A source close to school advocacy groups said the reimbursement mechanism doesn’t mean teachers don’t still have to pay in 3 percent, and next year, if there’s no money in the budget, there won’t be a reimbursement.
With a lower percentage decrease than the 7 percent that school groups called for and new rumblings that the money could come with more strings attached, like increased accountability provisions, this source told MIRS a good idea has become essentially ruined.
School groups initially asked for the MPSERS reforms as a way to free up money for local school officials, but the reform was justified in part by the removal of any foundational allowance increase for public schools.
While a foundational allowance increase is also a one-time appropriation, it’s harder to go back on, as schools are now already expecting the money, this source told MIRS.
Michigan Education Association (MEA) President and CEO Chandra Madafferi said the rebate and per-pupil increase brought about by the budget’s MPSERS change will allow local schools to invest more in students and school staff, but there were also “deep cuts to categorical funding for school safety and student mental health — cuts that will need to be navigated at the local level to keep our schools safe learning spaces for all students and employees.”
Madafferi said she’s hopeful lawmakers will return after the summer break to pass a supplemental budget that funds these mental health and safety priorities.
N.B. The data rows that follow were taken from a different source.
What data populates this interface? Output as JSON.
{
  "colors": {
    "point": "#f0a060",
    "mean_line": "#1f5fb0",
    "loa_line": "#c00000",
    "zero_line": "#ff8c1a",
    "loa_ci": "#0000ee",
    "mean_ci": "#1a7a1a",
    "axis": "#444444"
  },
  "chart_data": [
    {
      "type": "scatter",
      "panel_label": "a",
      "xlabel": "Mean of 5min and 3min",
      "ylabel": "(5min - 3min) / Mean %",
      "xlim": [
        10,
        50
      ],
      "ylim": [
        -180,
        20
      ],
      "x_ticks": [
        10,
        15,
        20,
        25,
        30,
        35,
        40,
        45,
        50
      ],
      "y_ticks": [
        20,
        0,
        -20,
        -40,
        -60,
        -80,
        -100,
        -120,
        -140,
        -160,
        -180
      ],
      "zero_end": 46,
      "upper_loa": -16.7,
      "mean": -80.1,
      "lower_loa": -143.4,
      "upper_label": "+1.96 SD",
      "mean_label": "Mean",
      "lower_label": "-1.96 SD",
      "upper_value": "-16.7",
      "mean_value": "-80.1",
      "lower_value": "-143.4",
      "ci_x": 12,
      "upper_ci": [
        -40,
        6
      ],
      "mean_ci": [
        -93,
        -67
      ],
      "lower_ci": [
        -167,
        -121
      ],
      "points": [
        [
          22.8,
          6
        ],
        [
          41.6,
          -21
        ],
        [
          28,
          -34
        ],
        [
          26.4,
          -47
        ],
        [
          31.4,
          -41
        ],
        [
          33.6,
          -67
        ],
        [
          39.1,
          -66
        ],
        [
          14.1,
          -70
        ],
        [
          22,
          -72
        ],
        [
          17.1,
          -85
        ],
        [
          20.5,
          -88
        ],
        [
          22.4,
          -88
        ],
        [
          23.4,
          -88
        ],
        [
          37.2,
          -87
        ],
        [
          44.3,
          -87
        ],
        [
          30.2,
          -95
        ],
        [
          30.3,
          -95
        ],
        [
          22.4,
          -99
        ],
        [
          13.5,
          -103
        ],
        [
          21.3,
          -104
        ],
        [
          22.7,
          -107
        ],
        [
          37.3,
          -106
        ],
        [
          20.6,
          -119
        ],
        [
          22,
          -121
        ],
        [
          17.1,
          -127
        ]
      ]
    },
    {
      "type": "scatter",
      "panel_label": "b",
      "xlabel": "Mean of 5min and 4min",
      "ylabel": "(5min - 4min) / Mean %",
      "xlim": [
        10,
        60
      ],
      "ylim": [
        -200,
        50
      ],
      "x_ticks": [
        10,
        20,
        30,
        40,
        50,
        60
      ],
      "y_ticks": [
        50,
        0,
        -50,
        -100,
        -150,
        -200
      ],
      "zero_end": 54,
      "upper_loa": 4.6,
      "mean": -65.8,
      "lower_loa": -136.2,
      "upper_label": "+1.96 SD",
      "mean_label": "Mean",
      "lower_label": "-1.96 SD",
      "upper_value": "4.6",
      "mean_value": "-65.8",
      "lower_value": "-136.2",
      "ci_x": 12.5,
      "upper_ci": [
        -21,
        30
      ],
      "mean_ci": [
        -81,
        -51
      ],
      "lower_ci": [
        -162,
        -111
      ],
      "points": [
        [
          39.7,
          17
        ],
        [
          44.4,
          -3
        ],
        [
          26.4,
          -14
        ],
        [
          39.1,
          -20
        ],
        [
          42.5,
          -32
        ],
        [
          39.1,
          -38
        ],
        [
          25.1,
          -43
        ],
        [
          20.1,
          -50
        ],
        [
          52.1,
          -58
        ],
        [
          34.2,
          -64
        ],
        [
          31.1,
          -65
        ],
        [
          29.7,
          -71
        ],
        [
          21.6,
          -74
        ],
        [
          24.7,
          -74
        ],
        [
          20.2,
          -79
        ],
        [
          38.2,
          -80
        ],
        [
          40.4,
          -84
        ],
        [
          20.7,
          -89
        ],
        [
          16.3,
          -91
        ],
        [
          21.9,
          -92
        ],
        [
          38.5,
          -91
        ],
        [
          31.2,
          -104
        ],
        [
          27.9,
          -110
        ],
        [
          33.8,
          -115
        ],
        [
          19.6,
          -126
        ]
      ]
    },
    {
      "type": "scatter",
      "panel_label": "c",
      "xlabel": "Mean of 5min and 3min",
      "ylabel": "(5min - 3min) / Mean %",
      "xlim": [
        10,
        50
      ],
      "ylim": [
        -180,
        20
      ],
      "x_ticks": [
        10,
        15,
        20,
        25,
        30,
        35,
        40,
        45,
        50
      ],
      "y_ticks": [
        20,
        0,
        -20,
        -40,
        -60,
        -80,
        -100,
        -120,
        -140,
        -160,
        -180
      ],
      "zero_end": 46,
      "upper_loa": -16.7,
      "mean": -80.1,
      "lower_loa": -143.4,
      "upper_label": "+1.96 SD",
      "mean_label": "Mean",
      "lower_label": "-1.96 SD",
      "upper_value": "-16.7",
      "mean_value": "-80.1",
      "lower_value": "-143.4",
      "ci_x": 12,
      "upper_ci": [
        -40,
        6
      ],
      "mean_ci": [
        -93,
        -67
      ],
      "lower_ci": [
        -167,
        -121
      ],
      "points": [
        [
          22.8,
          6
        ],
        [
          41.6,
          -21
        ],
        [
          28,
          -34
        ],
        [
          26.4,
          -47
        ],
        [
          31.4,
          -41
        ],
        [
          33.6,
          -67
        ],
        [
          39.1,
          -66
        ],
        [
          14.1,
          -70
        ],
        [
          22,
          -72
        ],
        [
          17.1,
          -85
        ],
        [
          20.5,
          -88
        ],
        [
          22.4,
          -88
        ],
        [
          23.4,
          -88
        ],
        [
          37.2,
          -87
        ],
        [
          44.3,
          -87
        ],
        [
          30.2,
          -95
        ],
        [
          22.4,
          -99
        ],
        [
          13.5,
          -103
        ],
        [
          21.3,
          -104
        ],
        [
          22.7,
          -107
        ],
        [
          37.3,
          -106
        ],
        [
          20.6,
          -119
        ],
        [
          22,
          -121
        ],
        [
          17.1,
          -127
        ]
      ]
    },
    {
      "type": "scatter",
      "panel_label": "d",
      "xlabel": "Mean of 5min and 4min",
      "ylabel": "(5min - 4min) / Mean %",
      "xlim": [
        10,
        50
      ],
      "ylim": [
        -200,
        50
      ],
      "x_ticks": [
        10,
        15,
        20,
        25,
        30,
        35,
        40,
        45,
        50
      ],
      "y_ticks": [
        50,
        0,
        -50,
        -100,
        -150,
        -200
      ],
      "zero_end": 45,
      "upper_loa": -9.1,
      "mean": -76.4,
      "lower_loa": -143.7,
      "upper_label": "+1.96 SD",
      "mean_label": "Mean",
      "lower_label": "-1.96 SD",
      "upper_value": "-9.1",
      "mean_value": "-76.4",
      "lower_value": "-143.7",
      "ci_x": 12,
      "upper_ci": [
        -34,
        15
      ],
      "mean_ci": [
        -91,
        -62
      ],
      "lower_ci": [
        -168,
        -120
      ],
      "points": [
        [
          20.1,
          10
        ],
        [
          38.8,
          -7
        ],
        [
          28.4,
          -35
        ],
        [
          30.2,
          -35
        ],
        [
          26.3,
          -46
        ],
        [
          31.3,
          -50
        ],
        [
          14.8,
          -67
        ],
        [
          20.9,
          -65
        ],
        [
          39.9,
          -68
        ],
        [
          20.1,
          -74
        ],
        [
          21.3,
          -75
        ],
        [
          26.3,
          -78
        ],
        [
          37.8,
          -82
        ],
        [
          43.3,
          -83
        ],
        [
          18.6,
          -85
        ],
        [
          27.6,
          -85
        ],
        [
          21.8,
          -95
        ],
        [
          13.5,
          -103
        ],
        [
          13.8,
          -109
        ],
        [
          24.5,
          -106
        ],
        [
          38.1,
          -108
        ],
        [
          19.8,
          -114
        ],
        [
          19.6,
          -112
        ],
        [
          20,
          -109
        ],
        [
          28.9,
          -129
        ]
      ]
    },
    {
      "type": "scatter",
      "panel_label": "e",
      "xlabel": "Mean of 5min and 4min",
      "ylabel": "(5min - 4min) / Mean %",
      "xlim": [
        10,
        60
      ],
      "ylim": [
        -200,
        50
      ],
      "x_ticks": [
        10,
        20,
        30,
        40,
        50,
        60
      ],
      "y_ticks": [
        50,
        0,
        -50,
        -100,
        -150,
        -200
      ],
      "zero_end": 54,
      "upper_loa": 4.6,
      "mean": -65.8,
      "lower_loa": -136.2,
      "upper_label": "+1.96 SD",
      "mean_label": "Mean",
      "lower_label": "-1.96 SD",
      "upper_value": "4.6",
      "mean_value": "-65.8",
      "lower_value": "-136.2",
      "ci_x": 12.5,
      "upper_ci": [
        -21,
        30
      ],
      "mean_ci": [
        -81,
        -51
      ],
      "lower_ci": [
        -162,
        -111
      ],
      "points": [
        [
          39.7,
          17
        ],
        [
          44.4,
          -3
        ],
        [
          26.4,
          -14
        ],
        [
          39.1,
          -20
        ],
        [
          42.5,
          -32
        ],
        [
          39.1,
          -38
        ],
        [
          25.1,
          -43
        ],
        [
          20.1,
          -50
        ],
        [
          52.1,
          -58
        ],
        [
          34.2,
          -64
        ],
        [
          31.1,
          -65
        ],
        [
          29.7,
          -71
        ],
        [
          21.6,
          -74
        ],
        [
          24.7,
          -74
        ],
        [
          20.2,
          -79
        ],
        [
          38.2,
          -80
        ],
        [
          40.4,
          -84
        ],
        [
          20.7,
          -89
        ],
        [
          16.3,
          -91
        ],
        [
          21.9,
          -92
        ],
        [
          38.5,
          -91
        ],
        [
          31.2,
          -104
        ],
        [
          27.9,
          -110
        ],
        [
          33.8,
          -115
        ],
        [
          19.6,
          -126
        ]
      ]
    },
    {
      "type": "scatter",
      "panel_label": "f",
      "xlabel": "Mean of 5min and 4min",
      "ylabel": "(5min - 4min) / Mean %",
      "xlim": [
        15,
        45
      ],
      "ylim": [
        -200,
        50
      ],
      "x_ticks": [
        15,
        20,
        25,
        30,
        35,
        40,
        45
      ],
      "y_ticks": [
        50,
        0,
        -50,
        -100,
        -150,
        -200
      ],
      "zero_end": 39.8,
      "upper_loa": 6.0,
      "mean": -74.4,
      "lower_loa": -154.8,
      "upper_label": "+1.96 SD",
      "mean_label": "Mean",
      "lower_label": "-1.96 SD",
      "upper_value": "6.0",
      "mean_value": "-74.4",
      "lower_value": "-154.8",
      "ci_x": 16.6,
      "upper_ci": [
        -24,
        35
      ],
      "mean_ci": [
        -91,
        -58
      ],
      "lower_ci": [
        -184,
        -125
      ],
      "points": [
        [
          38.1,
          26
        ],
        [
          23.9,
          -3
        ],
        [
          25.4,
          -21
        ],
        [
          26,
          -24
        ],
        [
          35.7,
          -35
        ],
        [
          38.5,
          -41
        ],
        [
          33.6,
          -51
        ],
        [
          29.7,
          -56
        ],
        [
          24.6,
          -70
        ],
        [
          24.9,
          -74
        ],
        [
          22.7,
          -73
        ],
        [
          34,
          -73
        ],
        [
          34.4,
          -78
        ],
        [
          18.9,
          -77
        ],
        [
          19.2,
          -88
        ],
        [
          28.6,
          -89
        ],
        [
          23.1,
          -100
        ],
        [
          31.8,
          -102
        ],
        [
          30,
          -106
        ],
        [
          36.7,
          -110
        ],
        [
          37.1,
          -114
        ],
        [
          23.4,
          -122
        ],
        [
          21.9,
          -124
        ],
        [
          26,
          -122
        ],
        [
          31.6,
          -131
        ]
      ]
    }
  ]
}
“Without additional funding through a supplemental budget, our state risks falling short of providing the quality public education that every student deserves and needs,” she said.
Peter Spadafore, executive director of the Michigan Alliance for Student Opportunity, said school groups were not expecting a 0 percent foundational increase, “coupled with no statutory protection for any rate buydown.
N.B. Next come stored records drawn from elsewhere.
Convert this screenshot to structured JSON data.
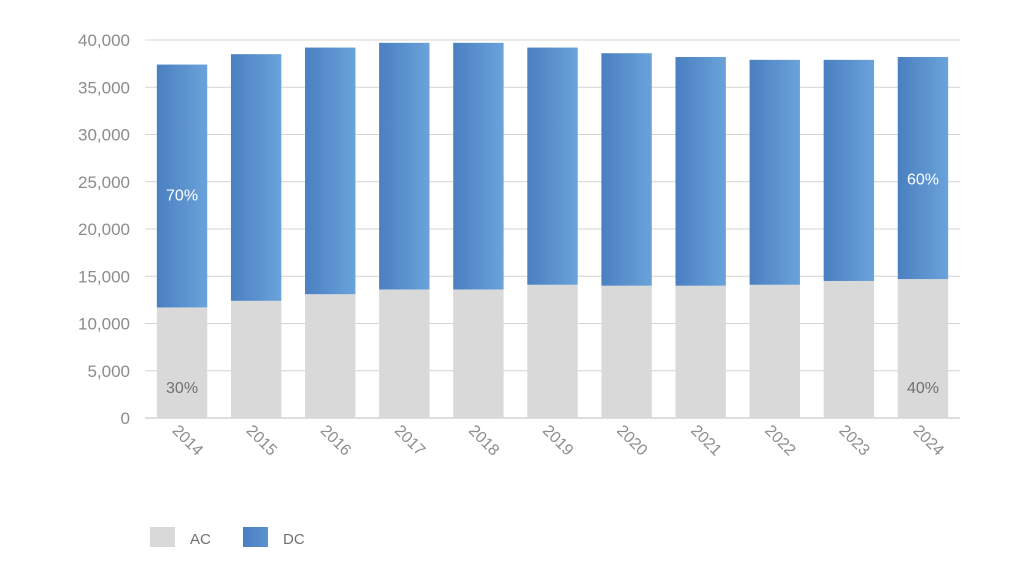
{
  "chart_data": {
    "type": "bar",
    "stacked": true,
    "title": "",
    "xlabel": "",
    "ylabel": "",
    "categories": [
      "2014",
      "2015",
      "2016",
      "2017",
      "2018",
      "2019",
      "2020",
      "2021",
      "2022",
      "2023",
      "2024"
    ],
    "series": [
      {
        "name": "AC",
        "color": "#d9d9d9",
        "values": [
          11700,
          12400,
          13100,
          13600,
          13600,
          14100,
          14000,
          14000,
          14100,
          14500,
          14700
        ]
      },
      {
        "name": "DC",
        "color": "#4f86c6",
        "values": [
          25700,
          26100,
          26100,
          26100,
          26100,
          25100,
          24600,
          24200,
          23800,
          23400,
          23500
        ]
      }
    ],
    "ylim": [
      0,
      40000
    ],
    "yticks": [
      0,
      5000,
      10000,
      15000,
      20000,
      25000,
      30000,
      35000,
      40000
    ],
    "ytick_labels": [
      "0",
      "5,000",
      "10,000",
      "15,000",
      "20,000",
      "25,000",
      "30,000",
      "35,000",
      "40,000"
    ],
    "grid": true,
    "legend_position": "bottom-left",
    "annotations": [
      {
        "category": "2014",
        "series": "DC",
        "text": "70%"
      },
      {
        "category": "2014",
        "series": "AC",
        "text": "30%"
      },
      {
        "category": "2024",
        "series": "DC",
        "text": "60%"
      },
      {
        "category": "2024",
        "series": "AC",
        "text": "40%"
      }
    ]
  }
}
“We are encouraging lawmakers to return to Lansing to quickly pass HB 5803,” he said, referring to the slightly different House alternative to SB 911, which has been sent to the Senate but could not be voted on before summer break due to the five-day holdover rule.
Spadafore said this legislation would “enshrine the rate buydown into law, to alleviate the 3 percent payroll tax for 103,000 employees and to make the budget balanced.”
With a little over four months before election day, and the Legislature unlikely to return before September, House Republican Campaign Committee (HRCC) Communications Director Greg Manz said the “calamity and confusion engulfing House Democrats… is something political observers would be well-served to track throughout the summer after the fallout from their irresponsible and misguided budget.
“As the House Democrat Chaos Caucus comes up for air following their egregious budget vote in the dead of night to raid the teachers’ pension fund and cut school safety funding, we are not surprised to see them self-implode,” Manz said. “Fortunately for Speaker Tate, he only has to subject himself to a few more months of his own Chaos Caucus members calling him a liar.”
MIGOP Chair Pete Hoekstra said, “Michigan Republicans have proven time and time again that we’re united behind one common goal – defeating Democrats up and down the ticket in November to deliver some much-needed relief and leadership for Michiganders. These latest resignations prove that Michigan Democrats are just like their national counterparts – a mess.”